Hierarchical Assembly of Peptide Motifs

肽基序的分层组装

• 批准号: 1609406
• 负责人: Jean Chmielewski
• 金额: $ 46万
• 依托单位: Purdue University
• 依托单位国家: 美国
• 项目类别: Standard Grant
• 财政年份: 2016
• 资助国家: 美国
• 起止时间: 2016-07-01 至 2019-06-30
• 项目状态: 已结题
• 来源: https://www.nsf.gov/awardsearch/showAward?AWD_ID=1609406&HistoricalAwards=false
• 关键词: Hierarchical; Assembly; Peptide; Motifs

Under the support of the Macromolecular, Supramolecular and Nanochemistry Program of the Chemistry Division, Professor Jean Chmielewski of Purdue University conducts research building unique structures on a very small (nano- to micro-) scale using ball and stick atomic and molecular building blocks. Professor Chmielewski studies how the size and shape of the structures they make can be controlled by changing the building blocks at a molecular level. These nano- and micro-structures may have many uses, such as delivering drugs to different parts of the body or helping to grow new organs. Professor Chmielewski trains many chemistry students who work on this project. She is working to improve the diversity of the chemistry graduate student population at Purdue University. In this way a new generation of diverse scientists will be available to tackle the technological challenges of the 21st century.The hierarchical assembly of nanoscale building blocks into micron-scaled functional materials is a powerful strategy for the design of devices for technological applications. The Chmielewski research group has previously used collagen peptide triple helices as building blocks for higher order assembly promoted by metal-ligand interactions. In this way her group generated a range of unique nano- to micro-structures, including fibers, disks, florettes, cages and 3-dimensional matrices, which are potentially useful for biopolymer delivery, imaging agents, cell culture and tissue growth. Herein Prof. Chmielewski investigates coiled coil peptides (dimer to tetramer) and disulfide-linked helical bundle peptides (pentamer to hexamer) as alternate building blocks for metal ion-promoted higher order assembly into nano- and microscale materials. Modulating the oligomerization state of the peptide allows the control of the number of assembly signals displayed on the building block and provides the opportunity to design pores within the building block. The overall goals of this research are to have fully optimized conditions to generate distinct peptide nano- and micro-structures on demand and to develop a clear understanding of the mechanistic underpinnings of the assembly process.
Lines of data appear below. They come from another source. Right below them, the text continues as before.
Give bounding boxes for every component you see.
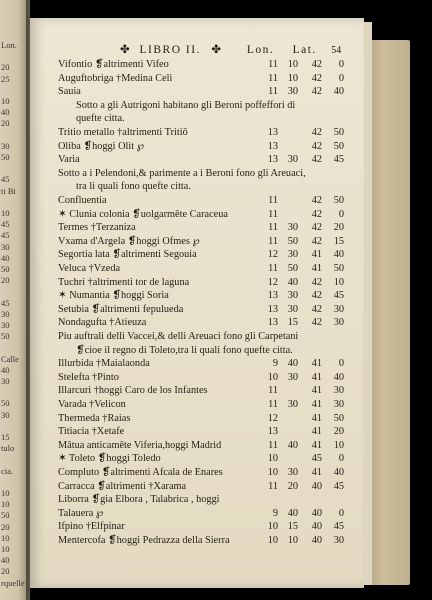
- place-name: Termes †Terzaniza: [58, 222, 136, 234]
- longitude-degrees: 11: [268, 195, 278, 206]
- left-page-fragment: 20: [1, 118, 10, 129]
- left-page-fragment: 45: [1, 174, 10, 185]
- left-page-fragment: 10: [1, 544, 10, 554]
- place-name: Stelefta †Pinto: [58, 371, 119, 383]
- longitude-degrees: 10: [267, 467, 278, 478]
- latitude-minutes: 45: [333, 480, 344, 492]
- latitude-degrees: 40: [311, 535, 322, 546]
- latitude-degrees: 41: [311, 439, 322, 451]
- place-row: [30, 493, 364, 506]
- ornament-right: ✤: [211, 44, 223, 56]
- longitude-minutes: 15: [287, 521, 298, 533]
- latitude-degrees: 41: [311, 412, 322, 424]
- longitude-minutes: 30: [287, 154, 298, 166]
- latitude-minutes: 50: [333, 263, 344, 274]
- latitude-degrees: 42: [311, 208, 322, 220]
- place-name: Tuchri †altrimenti tor de laguna: [58, 276, 190, 288]
- latitude-minutes: 0: [338, 208, 344, 220]
- latitude-degrees: 41: [311, 371, 322, 383]
- place-row: [30, 371, 364, 384]
- book-page: [30, 18, 364, 588]
- latitude-degrees: 42: [311, 317, 322, 329]
- left-page-fragment: 30: [1, 308, 10, 319]
- place-row: [30, 153, 364, 166]
- place-row: [30, 439, 364, 452]
- column-heading-longitude: Lon.: [246, 44, 275, 56]
- latitude-degrees: 42: [311, 276, 322, 288]
- left-page-fragment: cia.: [1, 465, 14, 476]
- left-page-fragment: 50: [1, 510, 10, 521]
- longitude-minutes: 40: [287, 507, 298, 519]
- longitude-minutes: 15: [287, 317, 298, 329]
- latitude-degrees: 42: [311, 235, 322, 247]
- place-name: Compluto ❡altrimenti Afcala de Enares: [58, 467, 223, 478]
- longitude-minutes: 30: [287, 399, 298, 410]
- latitude-degrees: 41: [311, 249, 322, 261]
- left-page-fragment: Lon.: [1, 40, 17, 50]
- place-row: [30, 303, 364, 316]
- latitude-degrees: 42: [311, 303, 322, 315]
- latitude-degrees: 40: [311, 480, 322, 492]
- latitude-minutes: 15: [333, 235, 344, 247]
- place-name: ✶ Toleto ❡hoggi Toledo: [58, 453, 161, 465]
- place-row: [30, 58, 364, 71]
- left-page-fragment: 25: [1, 73, 10, 84]
- longitude-degrees: 11: [268, 399, 278, 410]
- left-page-fragment: 40: [1, 555, 10, 566]
- longitude-minutes: 20: [287, 480, 298, 492]
- latitude-minutes: 0: [338, 453, 344, 465]
- place-name: Ifpino †Elfpinar: [58, 521, 125, 533]
- longitude-degrees: 10: [267, 371, 278, 383]
- left-page-fragment: 10: [1, 488, 10, 498]
- left-page-fragment: 20: [1, 566, 10, 577]
- place-name: Mentercofa ❡hoggi Pedrazza della Sierra: [58, 535, 230, 546]
- left-page-fragment: tulo: [1, 443, 15, 454]
- latitude-degrees: 41: [311, 426, 322, 438]
- place-row: [30, 384, 364, 397]
- place-row: [30, 221, 364, 234]
- place-row: [30, 248, 364, 261]
- place-row: [30, 412, 364, 425]
- place-name: ✶ Numantia ❡hoggi Soria: [58, 290, 169, 302]
- latitude-minutes: 30: [333, 535, 344, 546]
- left-page-fragment: 50: [1, 398, 10, 409]
- left-page-fragment: 40: [1, 364, 10, 375]
- longitude-minutes: 30: [287, 467, 298, 478]
- left-page-fragment: 10: [1, 96, 10, 106]
- latitude-minutes: 30: [333, 317, 344, 329]
- place-name: Auguftobriga †Medina Celi: [58, 72, 173, 84]
- longitude-degrees: 11: [268, 208, 278, 220]
- left-page-fragment: 45: [1, 219, 10, 230]
- latitude-degrees: 42: [311, 72, 322, 84]
- longitude-minutes: 40: [287, 358, 298, 370]
- left-page-fragment: 50: [1, 264, 10, 274]
- place-row: [30, 194, 364, 207]
- longitude-degrees: 10: [267, 453, 278, 465]
- left-page-fragment: 20: [1, 62, 10, 73]
- latitude-degrees: 42: [311, 127, 322, 138]
- latitude-minutes: 30: [333, 385, 344, 397]
- latitude-minutes: 0: [338, 507, 344, 519]
- latitude-degrees: 45: [311, 453, 322, 465]
- place-row: [30, 208, 364, 221]
- running-header: [120, 42, 341, 56]
- left-page-fragment: 30: [1, 320, 10, 330]
- latitude-minutes: 40: [333, 467, 344, 478]
- ornament-left: ✤: [120, 44, 132, 56]
- longitude-minutes: 30: [287, 249, 298, 261]
- place-name: Segortia lata ❡altrimenti Segouia: [58, 249, 197, 261]
- latitude-degrees: 42: [311, 222, 322, 234]
- longitude-degrees: 13: [267, 140, 278, 152]
- place-name: Vxama d'Argela ❡hoggi Ofmes ℘: [58, 235, 200, 247]
- longitude-degrees: 11: [268, 263, 278, 274]
- longitude-degrees: 11: [268, 72, 278, 84]
- longitude-degrees: 9: [272, 507, 278, 519]
- place-name: Varia: [58, 154, 80, 166]
- place-row: [30, 466, 364, 479]
- longitude-degrees: 11: [268, 59, 278, 70]
- latitude-minutes: 45: [333, 154, 344, 166]
- latitude-minutes: 0: [338, 72, 344, 84]
- latitude-minutes: 30: [333, 303, 344, 315]
- latitude-minutes: 0: [338, 358, 344, 370]
- longitude-degrees: 13: [267, 127, 278, 138]
- latitude-minutes: 20: [333, 222, 344, 234]
- longitude-degrees: 12: [267, 276, 278, 288]
- latitude-minutes: 20: [333, 426, 344, 438]
- place-name: Carracca ❡altrimenti †Xarama: [58, 480, 187, 492]
- longitude-degrees: 11: [268, 222, 278, 234]
- left-page-fragment: 30: [1, 409, 10, 420]
- latitude-degrees: 42: [311, 195, 322, 206]
- longitude-degrees: 11: [268, 385, 278, 397]
- place-row: [30, 316, 364, 329]
- place-name: Veluca †Vzeda: [58, 263, 121, 274]
- place-name: Varada †Velicon: [58, 399, 126, 410]
- place-row: [30, 276, 364, 289]
- place-name: Tritio metallo †altrimenti Tritiō: [58, 127, 188, 138]
- longitude-minutes: 10: [287, 59, 298, 70]
- left-page-fragment: ti Bi: [1, 185, 16, 196]
- place-name: Vifontio ❡altrimenti Vifeo: [58, 59, 169, 70]
- place-row: [30, 507, 364, 520]
- latitude-minutes: 50: [333, 140, 344, 152]
- left-page-fragment: 50: [1, 331, 10, 342]
- latitude-degrees: 42: [311, 59, 322, 70]
- longitude-degrees: 13: [267, 154, 278, 166]
- prose-line: Sotto a gli Autrigoni habitano gli Beroni poffeffori di: [76, 99, 296, 111]
- left-page-fragment: 10: [1, 532, 10, 543]
- place-row: [30, 262, 364, 275]
- latitude-degrees: 42: [311, 290, 322, 302]
- longitude-minutes: 10: [287, 535, 298, 546]
- left-page-fragment: rquelle: [1, 577, 25, 588]
- longitude-degrees: 13: [267, 303, 278, 315]
- place-row: [30, 289, 364, 302]
- place-name: Nondagufta †Atieuza: [58, 317, 147, 329]
- left-page-fragment: Calle: [1, 353, 19, 364]
- place-row: [30, 480, 364, 493]
- latitude-minutes: 45: [333, 521, 344, 533]
- place-row: [30, 452, 364, 465]
- left-page-fragment: 45: [1, 230, 10, 241]
- longitude-degrees: 10: [267, 535, 278, 546]
- place-name: Illurbida †Maialaonda: [58, 358, 150, 370]
- column-heading-latitude: Lat.: [292, 44, 317, 56]
- running-title: LIBRO II.: [139, 44, 201, 56]
- place-row: [30, 534, 364, 547]
- longitude-minutes: 30: [287, 303, 298, 315]
- latitude-minutes: 30: [333, 399, 344, 410]
- latitude-degrees: 41: [311, 399, 322, 410]
- prose-line: Piu auftrali delli Vaccei,& delli Areuaci fono gli Carpetani: [58, 331, 299, 342]
- longitude-minutes: 40: [287, 276, 298, 288]
- place-name: Talauera ℘: [58, 507, 104, 519]
- place-row: [30, 140, 364, 153]
- latitude-minutes: 10: [333, 276, 344, 288]
- longitude-minutes: 10: [287, 72, 298, 84]
- latitude-minutes: 10: [333, 439, 344, 451]
- place-row: [30, 357, 364, 370]
- longitude-degrees: 9: [272, 358, 278, 370]
- latitude-degrees: 40: [311, 507, 322, 519]
- place-name: Illarcuri †hoggi Caro de los Infantes: [58, 385, 208, 397]
- longitude-degrees: 13: [267, 290, 278, 302]
- place-row: [30, 520, 364, 533]
- prose-line: ❡cioe il regno di Toleto,tra li quali fono quefte citta.: [76, 344, 293, 356]
- place-row: [30, 126, 364, 139]
- left-page-fragment: 30: [1, 376, 10, 386]
- latitude-degrees: 42: [311, 154, 322, 166]
- latitude-degrees: 41: [311, 358, 322, 370]
- page-number: 54: [331, 45, 342, 56]
- place-row: [30, 425, 364, 438]
- place-name: Thermeda †Raias: [58, 412, 131, 424]
- longitude-minutes: 50: [287, 235, 298, 247]
- latitude-degrees: 42: [311, 86, 322, 98]
- longitude-degrees: 11: [268, 439, 278, 451]
- left-page-fragment: 45: [1, 297, 10, 308]
- latitude-minutes: 45: [333, 290, 344, 302]
- place-name: Setubia ❡altrimenti fepulueda: [58, 303, 184, 315]
- left-page-fragment: 40: [1, 107, 10, 118]
- page-text: [30, 18, 364, 588]
- latitude-minutes: 40: [333, 371, 344, 383]
- longitude-minutes: 30: [287, 86, 298, 98]
- longitude-degrees: 12: [267, 412, 278, 424]
- left-page-fragment: 20: [1, 521, 10, 532]
- longitude-degrees: 13: [267, 317, 278, 329]
- longitude-minutes: 30: [287, 290, 298, 302]
- latitude-degrees: 42: [311, 140, 322, 152]
- place-name: Liborra ❡gia Elbora , Talabrica , hoggi: [58, 494, 220, 506]
- place-name: Sauia: [58, 86, 81, 98]
- place-row: [30, 72, 364, 85]
- left-page-fragment: 10: [1, 208, 10, 218]
- latitude-minutes: 50: [333, 412, 344, 424]
- prose-line: quefte citta.: [76, 113, 125, 125]
- longitude-degrees: 11: [268, 480, 278, 492]
- prose-line: tra li quali fono quefte citta.: [76, 181, 191, 193]
- place-name: Confluentia: [58, 195, 107, 206]
- left-page-fragment: 10: [1, 499, 10, 510]
- longitude-degrees: 11: [268, 235, 278, 247]
- place-name: Oliba ❡hoggi Olit ℘: [58, 140, 144, 152]
- latitude-degrees: 41: [311, 263, 322, 274]
- latitude-degrees: 41: [311, 467, 322, 478]
- latitude-degrees: 41: [311, 385, 322, 397]
- longitude-minutes: 30: [287, 371, 298, 383]
- place-name: ✶ Clunia colonia ❡uolgarmēte Caraceua: [58, 208, 228, 220]
- longitude-minutes: 50: [287, 263, 298, 274]
- place-row: [30, 85, 364, 98]
- left-page-fragment: 15: [1, 432, 10, 442]
- place-name: Mātua anticamēte Viferia,hoggi Madrid: [58, 439, 222, 451]
- latitude-minutes: 50: [333, 195, 344, 206]
- left-page-fragment: 30: [1, 241, 10, 252]
- left-page-fragment: 30: [1, 140, 10, 151]
- latitude-degrees: 40: [311, 521, 322, 533]
- place-name: Titiacia †Xetafe: [58, 426, 125, 438]
- left-page-fragment: 50: [1, 152, 10, 162]
- longitude-degrees: 10: [267, 521, 278, 533]
- place-row: [30, 235, 364, 248]
- latitude-minutes: 50: [333, 127, 344, 138]
- left-page-fragment: 40: [1, 252, 10, 263]
- longitude-minutes: 30: [287, 222, 298, 234]
- latitude-minutes: 40: [333, 249, 344, 261]
- left-page-fragment: 20: [1, 275, 10, 286]
- place-row: [30, 398, 364, 411]
- longitude-degrees: 12: [267, 249, 278, 261]
- latitude-minutes: 0: [338, 59, 344, 70]
- longitude-degrees: 11: [268, 86, 278, 98]
- longitude-degrees: 13: [267, 426, 278, 438]
- prose-line: Sotto a i Pelendoni,& parimente a i Beroni fono gli Areuaci,: [58, 167, 306, 179]
- latitude-minutes: 40: [333, 86, 344, 98]
- longitude-minutes: 40: [287, 439, 298, 451]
在化学系大分子，超分子和纳米化学计划的支持下，普渡大学的Jean Chmielewski教授使用球和棒原子和分子构建块在非常小的（纳米到微米）尺度上进行构建独特结构的研究。Chmielewski教授研究了如何通过在分子水平上改变构建块来控制它们所形成的结构的大小和形状。这些纳米和微米结构可能有许多用途，例如将药物输送到身体的不同部位或帮助生长新器官。Chmielewski教授培训了许多从事这个项目的化学学生。 她正在努力提高普渡大学化学研究生群体的多样性。通过这种方式，新一代的多元化科学家将能够应对世纪的技术挑战。将纳米级结构单元分层组装成微米级功能材料是设计技术应用设备的有力策略。Chmielewski研究小组以前使用胶原蛋白肽三螺旋作为由金属-配体相互作用促进的高阶组装的构建块。 通过这种方式，她的团队产生了一系列独特的纳米到微米结构，包括纤维，圆盘，小花，笼和三维基质，这些结构可能用于生物聚合物递送，成像剂，细胞培养和组织生长。 在本文中，Chmielewski教授研究了卷曲螺旋肽（二聚体到四聚体）和二硫键连接的螺旋束肽（五聚体到六聚体）作为金属离子促进的高阶组装成纳米和微米级材料的替代构建块。调节肽的寡聚化状态允许控制结构单元上显示的组装信号的数量，并提供了在结构单元内设计孔的机会。 这项研究的总体目标是充分优化条件，以根据需要产生不同的肽纳米和微米结构，并对组装过程的机械基础有一个清晰的理解。